Le GSMA, l'association de lobbying du secteur télécom comptant dans ses rangs des membres tels Vodafone, AT&T, Orange et Deutsche Telekom, met la pression sur la Commission européenne, pour qu'elle ne se range pas derrière la norme ITS-G5. Il s'agit là d'une technologie basée sur le wifi pour permettre aux voitures de communiquer entre elles: comme par exemple pour transmettre directement un arrêt d'urgence d'une voiture aux autres véhicules proches, afin qu'ils puissent anticiper un freinage inattendu. ITS-G5 a actuellement la préférence de la Commission européenne et peut compter sur le soutien de Volkswagen et Renault.
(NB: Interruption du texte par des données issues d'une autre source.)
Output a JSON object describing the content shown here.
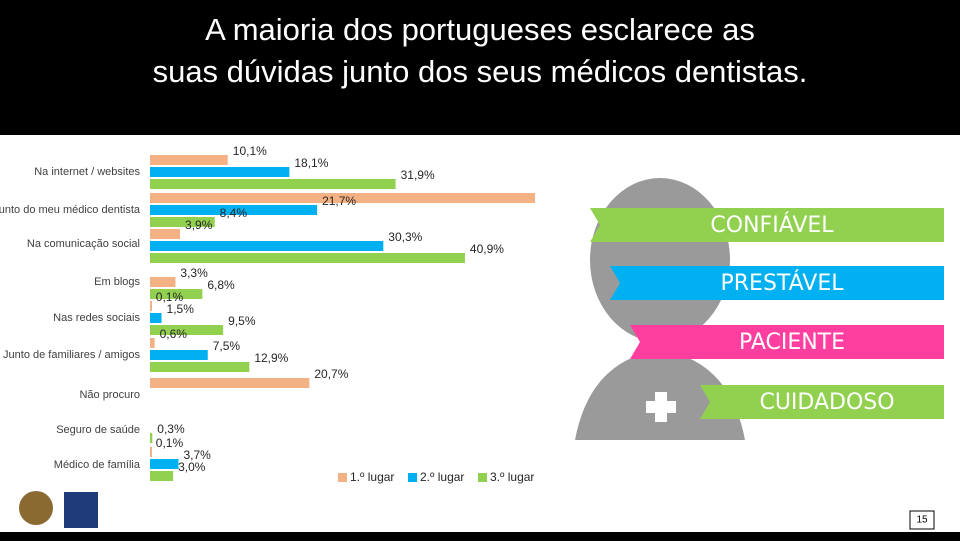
{
  "slide": {
    "title_line1": "A maioria dos portugueses esclarece as",
    "title_line2": "suas dúvidas junto dos seus médicos dentistas.",
    "attributes": [
      "CONFIÁVEL",
      "PRESTÁVEL",
      "PACIENTE",
      "CUIDADOSO"
    ],
    "page_number": "15"
  },
  "chart_data": {
    "type": "bar",
    "orientation": "horizontal",
    "categories": [
      "Na internet / websites",
      "Junto do meu médico dentista",
      "Na comunicação social",
      "Em blogs",
      "Nas redes sociais",
      "Junto de familiares / amigos",
      "Não procuro",
      "Seguro de saúde",
      "Médico de família"
    ],
    "series": [
      {
        "name": "1.º lugar",
        "color": "#f4b183",
        "values": [
          10.1,
          50,
          3.9,
          3.3,
          0.1,
          0.6,
          20.7,
          null,
          0.1
        ],
        "value_labels": [
          "10,1%",
          null,
          "3,9%",
          "3,3%",
          "0,1%",
          "0,6%",
          "20,7%",
          null,
          "0,1%"
        ]
      },
      {
        "name": "2.º lugar",
        "color": "#00b0f0",
        "values": [
          18.1,
          21.7,
          30.3,
          null,
          1.5,
          7.5,
          null,
          null,
          3.7
        ],
        "value_labels": [
          "18,1%",
          "21,7%",
          "30,3%",
          null,
          "1,5%",
          "7,5%",
          null,
          null,
          "3,7%"
        ]
      },
      {
        "name": "3.º lugar",
        "color": "#92d050",
        "values": [
          31.9,
          8.4,
          40.9,
          6.8,
          9.5,
          12.9,
          null,
          0.3,
          3.0
        ],
        "value_labels": [
          "31,9%",
          "8,4%",
          "40,9%",
          "6,8%",
          "9,5%",
          "12,9%",
          null,
          "0,3%",
          "3,0%"
        ]
      }
    ]
  }
}
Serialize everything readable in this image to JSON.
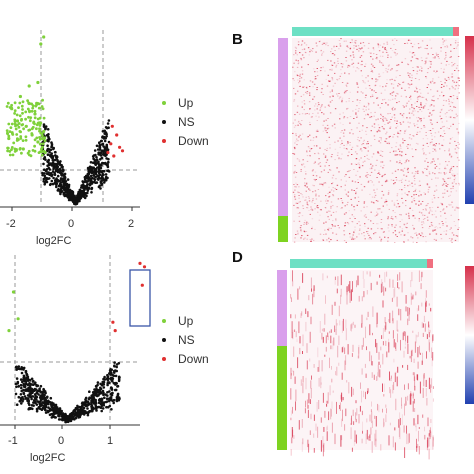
{
  "panels": {
    "b_label": "B",
    "d_label": "D"
  },
  "colors": {
    "up": "#7fd13b",
    "ns": "#111111",
    "down": "#e03030",
    "group_bar_top": "#6de0c4",
    "group_bar_small": "#f07080",
    "sample_bar_a": "#d9a0ec",
    "sample_bar_b": "#7ed321",
    "heat_high": "#d6304a",
    "heat_low": "#2040b0",
    "box": "#3a56a8"
  },
  "chart_data": [
    {
      "type": "scatter",
      "panel": "top-left volcano",
      "xlabel": "log2FC",
      "xticks": [
        "-2",
        "0",
        "2"
      ],
      "xlim": [
        -2.6,
        2.2
      ],
      "thresholds_x": [
        -1,
        1
      ],
      "legend_position": "right",
      "legend": [
        "Up",
        "NS",
        "Down"
      ],
      "series": [
        {
          "name": "Up",
          "points": [
            [
              -2.2,
              0.55
            ],
            [
              -2.0,
              0.48
            ],
            [
              -1.9,
              0.62
            ],
            [
              -1.7,
              0.45
            ],
            [
              -1.6,
              0.58
            ],
            [
              -1.5,
              0.4
            ],
            [
              -1.4,
              0.52
            ],
            [
              -1.3,
              0.36
            ],
            [
              -1.25,
              0.47
            ],
            [
              -1.15,
              0.33
            ],
            [
              -1.1,
              0.42
            ],
            [
              -2.3,
              0.38
            ],
            [
              -1.8,
              0.32
            ],
            [
              -1.2,
              0.92
            ],
            [
              -1.1,
              0.96
            ],
            [
              -1.3,
              0.7
            ],
            [
              -1.6,
              0.68
            ],
            [
              -1.05,
              0.3
            ]
          ]
        },
        {
          "name": "Down",
          "points": [
            [
              1.1,
              0.3
            ],
            [
              1.2,
              0.35
            ],
            [
              1.3,
              0.28
            ],
            [
              1.4,
              0.4
            ],
            [
              1.5,
              0.33
            ],
            [
              1.25,
              0.45
            ],
            [
              1.6,
              0.31
            ]
          ]
        }
      ]
    },
    {
      "type": "heatmap",
      "panel": "B",
      "legend_position": "right"
    },
    {
      "type": "scatter",
      "panel": "bottom-left volcano",
      "xlabel": "log2FC",
      "xticks": [
        "-1",
        "0",
        "1"
      ],
      "xlim": [
        -1.5,
        1.6
      ],
      "thresholds_x": [
        -1,
        1
      ],
      "legend_position": "right",
      "legend": [
        "Up",
        "NS",
        "Down"
      ],
      "series": [
        {
          "name": "Up",
          "points": [
            [
              -1.2,
              0.78
            ],
            [
              -1.1,
              0.62
            ],
            [
              -1.3,
              0.55
            ]
          ]
        },
        {
          "name": "Down",
          "points": [
            [
              1.0,
              0.6
            ],
            [
              1.05,
              0.55
            ],
            [
              1.6,
              0.95
            ],
            [
              1.7,
              0.93
            ],
            [
              1.65,
              0.82
            ]
          ]
        }
      ]
    },
    {
      "type": "heatmap",
      "panel": "D",
      "legend_position": "right"
    }
  ],
  "legend_top": {
    "up": "Up",
    "ns": "NS",
    "down": "Down"
  },
  "legend_bottom": {
    "up": "Up",
    "ns": "NS",
    "down": "Down"
  },
  "top_plot": {
    "xlabel": "log2FC",
    "ticks": [
      "-2",
      "0",
      "2"
    ]
  },
  "bottom_plot": {
    "xlabel": "log2FC",
    "ticks": [
      "-1",
      "0",
      "1"
    ]
  }
}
Pour le GSMA, ITS-G5 est une ancienne technologie qui s'avérera insuffisante pour réduire le nombre d'accidents de la circulation, et l'association propose donc en lieu et place une norme 5G. Le GSMA est soutenu par le groupe PSA (Peugeot et Citroën notamment), par Daimler et par Ford, mais aussi par le fabricant de puces Qualcomm et par Samsung.
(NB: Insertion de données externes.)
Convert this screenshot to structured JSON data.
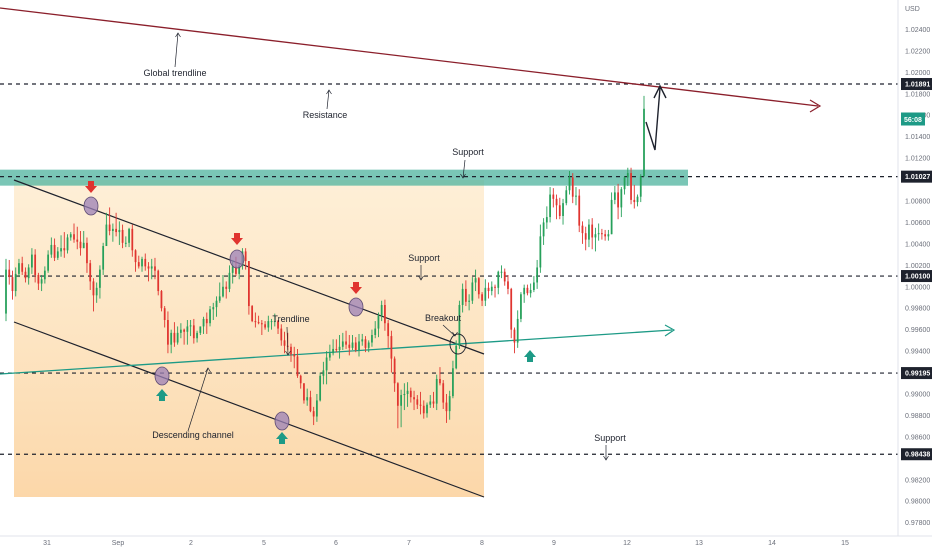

Le choix final de l'Europe est important pour la chaîne de valeurs encore à développer autour des voitures connectées. La décision prise déterminera aussi quelle infrastructure les fournisseurs télécoms devront commander précisément. Dans le cas de la norme 5G, d'autres appareils devront probablement être prévus à côté des voitures pour leur permettre de communiquer, ce qui pourrait engendrer nettement plus d'applications allant au-delà de la simple interconnexion entre voitures. C'est surtout sur ce dernier point que se focalise ITS-G5. Mais cette norme a été développée depuis plus de 10 ans déjà et n'accroîtra pas la sécurité routière, selon Mats Granryd, directeur général du GSMA, dans un courrier adressé au Parlement européen que l'agence Reuters a pu consulter. C'est la semaine prochaine que le Parlement européen se prononcera sur le projet de la Commission. On saura alors dans quelle langue les voitures connectées 'se parleront'.